Today, my wife encouraged me to tackle the Sestina form of poetry. This is a poem with 6 stanzas of 6 lines, followed by a 3 line stanza, where the last words are shared but rotated in a particular (and rather odd) pattern. I don’t think I could do the technical description justice, so please consult the wikipedia entry if you want to know more details.
Through the wild
Sometimes I feel like a wolf, alone, out in the wild
with no pack to love me, despite my flaws. No home base
to wander near and far from. In the lonely night I howl
at the moon, calling to my only friend, asking her to follow
me across the hills and through the valleys, to remain ever present.
And when she does not emerge, I am left to shed a forlorn tear.
Through the darkness, desperate to see her once more, I tear.
Afraid she is gone forever, panic drives me wild
and I run, run until I no longer feel present
in my own body.
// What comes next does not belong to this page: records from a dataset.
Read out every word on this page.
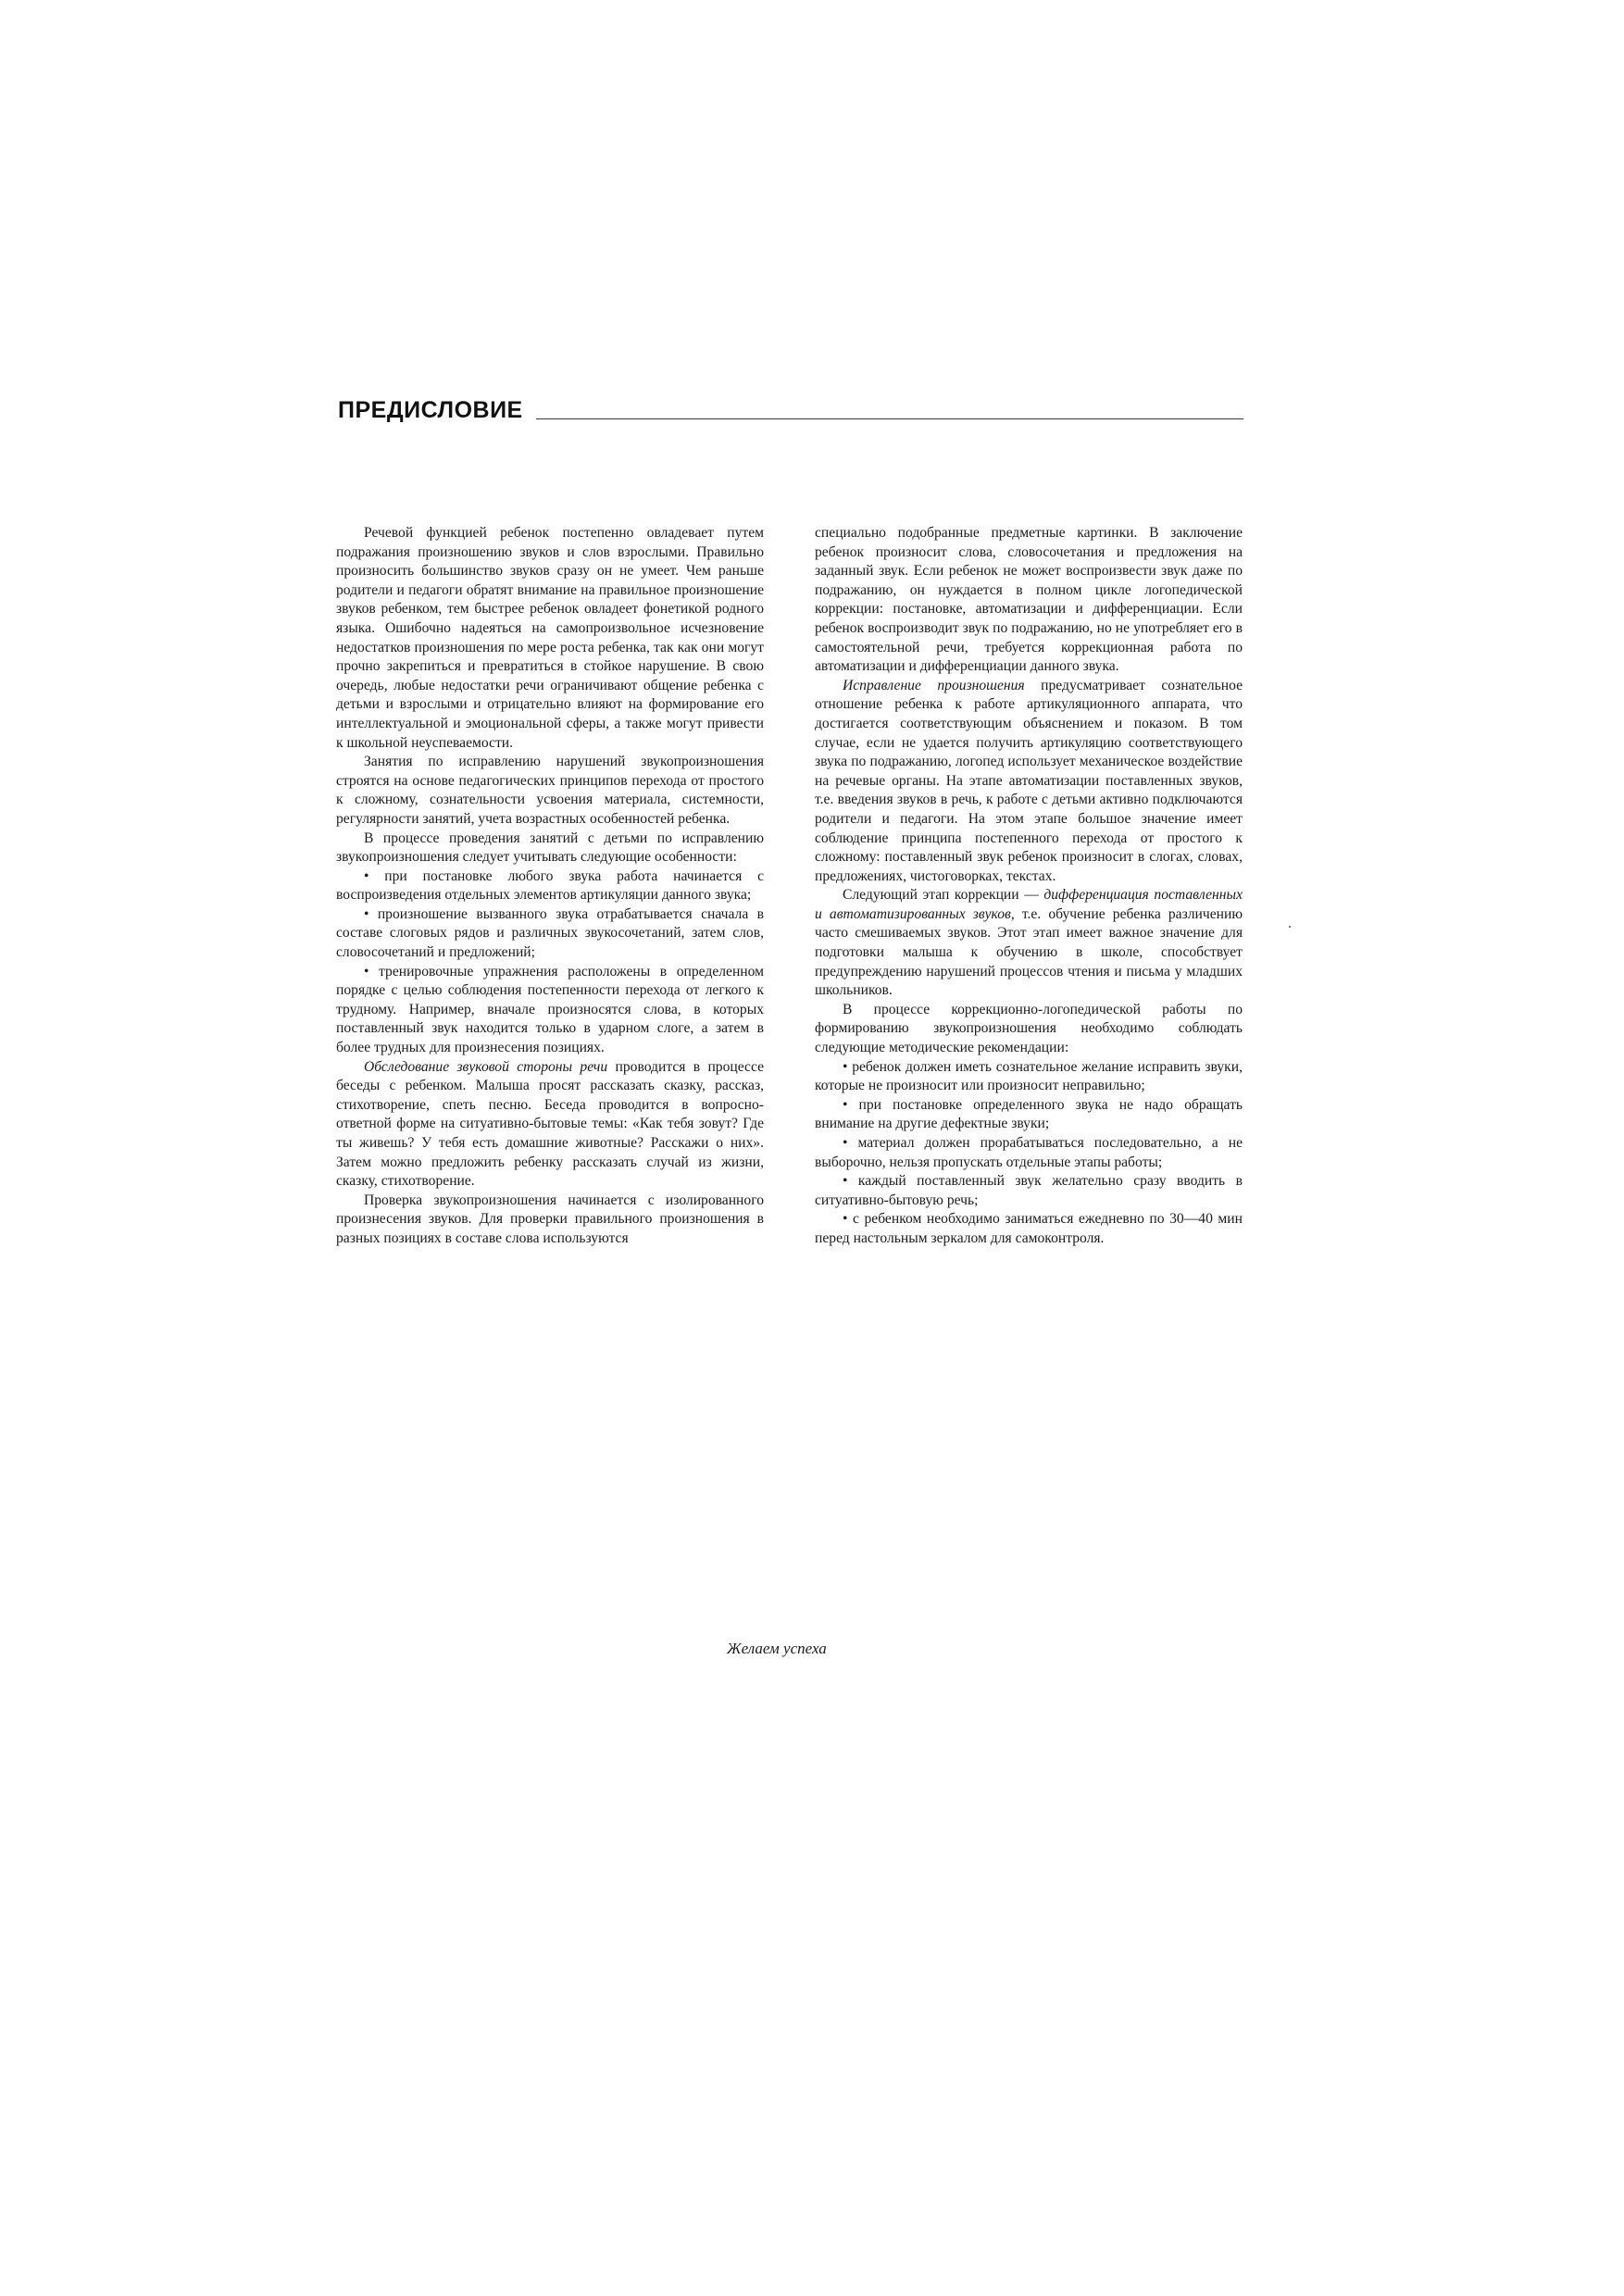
ПРЕДИСЛОВИЕ

Речевой функцией ребенок постепенно овладевает путем подражания произношению звуков и слов взрослыми. Правильно произносить большинство звуков сразу он не умеет. Чем раньше родители и педагоги обратят внимание на правильное произношение звуков ребенком, тем быстрее ребенок овладеет фонетикой родного языка. Ошибочно надеяться на самопроизвольное исчезновение недостатков произношения по мере роста ребенка, так как они могут прочно закрепиться и превратиться в стойкое нарушение. В свою очередь, любые недостатки речи ограничивают общение ребенка с детьми и взрослыми и отрицательно влияют на формирование его интеллектуальной и эмоциональной сферы, а также могут привести к школьной неуспеваемости.

Занятия по исправлению нарушений звукопроизношения строятся на основе педагогических принципов перехода от простого к сложному, сознательности усвоения материала, системности, регулярности занятий, учета возрастных особенностей ребенка.

В процессе проведения занятий с детьми по исправлению звукопроизношения следует учитывать следующие особенности:

• при постановке любого звука работа начинается с воспроизведения отдельных элементов артикуляции данного звука;

• произношение вызванного звука отрабатывается сначала в составе слоговых рядов и различных звукосочетаний, затем слов, словосочетаний и предложений;

• тренировочные упражнения расположены в определенном порядке с целью соблюдения постепенности перехода от легкого к трудному. Например, вначале произносятся слова, в которых поставленный звук находится только в ударном слоге, а затем в более трудных для произнесения позициях.

Обследование звуковой стороны речи проводится в процессе беседы с ребенком. Малыша просят рассказать сказку, рассказ, стихотворение, спеть песню. Беседа проводится в вопросно-ответной форме на ситуативно-бытовые темы: «Как тебя зовут? Где ты живешь? У тебя есть домашние животные? Расскажи о них». Затем можно предложить ребенку рассказать случай из жизни, сказку, стихотворение.

Проверка звукопроизношения начинается с изолированного произнесения звуков. Для проверки правильного произношения в разных позициях в составе слова используются

специально подобранные предметные картинки. В заключение ребенок произносит слова, словосочетания и предложения на заданный звук. Если ребенок не может воспроизвести звук даже по подражанию, он нуждается в полном цикле логопедической коррекции: постановке, автоматизации и дифференциации. Если ребенок воспроизводит звук по подражанию, но не употребляет его в самостоятельной речи, требуется коррекционная работа по автоматизации и дифференциации данного звука.

Исправление произношения предусматривает сознательное отношение ребенка к работе артикуляционного аппарата, что достигается соответствующим объяснением и показом. В том случае, если не удается получить артикуляцию соответствующего звука по подражанию, логопед использует механическое воздействие на речевые органы. На этапе автоматизации поставленных звуков, т.е. введения звуков в речь, к работе с детьми активно подключаются родители и педагоги. На этом этапе большое значение имеет соблюдение принципа постепенного перехода от простого к сложному: поставленный звук ребенок произносит в слогах, словах, предложениях, чистоговорках, текстах.

Следующий этап коррекции — дифференциация поставленных и автоматизированных звуков, т.е. обучение ребенка различению часто смешиваемых звуков. Этот этап имеет важное значение для подготовки малыша к обучению в школе, способствует предупреждению нарушений процессов чтения и письма у младших школьников.

В процессе коррекционно-логопедической работы по формированию звукопроизношения необходимо соблюдать следующие методические рекомендации:

• ребенок должен иметь сознательное желание исправить звуки, которые не произносит или произносит неправильно;

• при постановке определенного звука не надо обращать внимание на другие дефектные звуки;

• материал должен прорабатываться последовательно, а не выборочно, нельзя пропускать отдельные этапы работы;

• каждый поставленный звук желательно сразу вводить в ситуативно-бытовую речь;

• с ребенком необходимо заниматься ежедневно по 30—40 мин перед настольным зеркалом для самоконтроля.

Желаем успеха
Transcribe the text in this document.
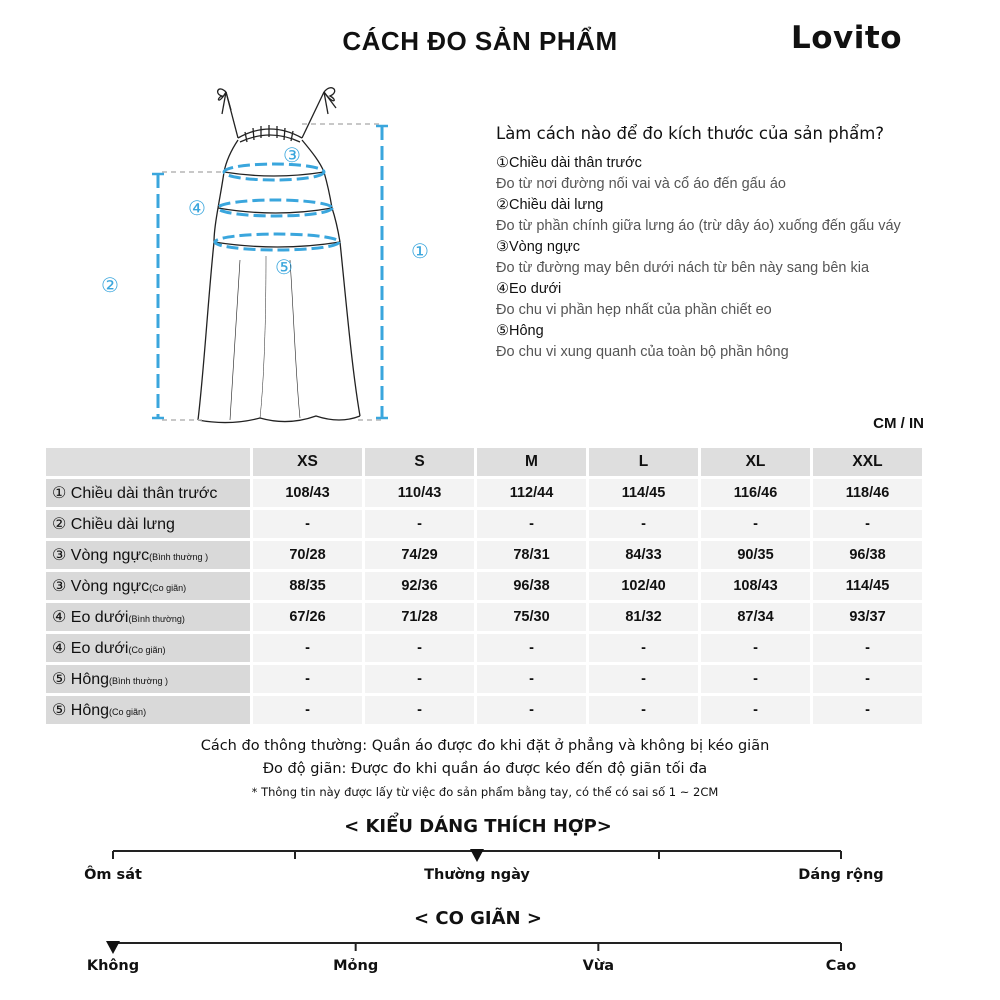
CÁCH ĐO SẢN PHẨM	Lovito
①
②
③
④
⑤
Làm cách nào để đo kích thước của sản phẩm?
①Chiều dài thân trước
Đo từ nơi đường nối vai và cổ áo đến gấu áo
②Chiều dài lưng
Đo từ phần chính giữa lưng áo (trừ dây áo) xuống đến gấu váy
③Vòng ngực
Đo từ đường may bên dưới nách từ bên này sang bên kia
④Eo dưới
Đo chu vi phần hẹp nhất của phần chiết eo
⑤Hông
Đo chu vi xung quanh của toàn bộ phần hông
CM / IN
	XS	S	M	L	XL	XXL
① Chiều dài thân trước	108/43	110/43	112/44	114/45	116/46	118/46
② Chiều dài lưng	-	-	-	-	-	-
③ Vòng ngực(Bình thường )	70/28	74/29	78/31	84/33	90/35	96/38
③ Vòng ngực(Co giãn)	88/35	92/36	96/38	102/40	108/43	114/45
④ Eo dưới(Bình thường)	67/26	71/28	75/30	81/32	87/34	93/37
④ Eo dưới(Co giãn)	-	-	-	-	-	-
⑤ Hông(Bình thường )	-	-	-	-	-	-
⑤ Hông(Co giãn)	-	-	-	-	-	-
Cách đo thông thường: Quần áo được đo khi đặt ở phẳng và không bị kéo giãn
Đo độ giãn: Được đo khi quần áo được kéo đến độ giãn tối đa
* Thông tin này được lấy từ việc đo sản phẩm bằng tay, có thể có sai số 1 ~ 2CM
< KIỂU DÁNG THÍCH HỢP>
< CO GIÃN >
Ôm sát	Thường ngày	Dáng rộng
Không	Mỏng	Vừa	Cao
Only then do I pause at the base
of a tree and let my gaze follow
its slender trunk upward toward the sky and howl.
From the core of my being I howl
at the empty sky, wanting to tear
it open and follow
her to that wild
place she calls her base
when she refuses to present
herself to me. That is why I present
my most lamentful howl –
to crack open her base,
to break open her heart, to bring a tear
to her cheek, to tame her wild
ways, so that she might follow
me once more. In silence I follow
the horizon, hoping she is present.
And when I see she has not returned from her wild
place, I am left, once more, to feel my own howl,
to crack myself open, to bring a tear
to my own cheek and let it run down to my base.
I don’t know what failure she might base
her judgment upon, to refuse to follow
me now. Perhaps another’s mournful tear
was the more gifted present,
the more lamentful howl,
the more exciting run through the wild.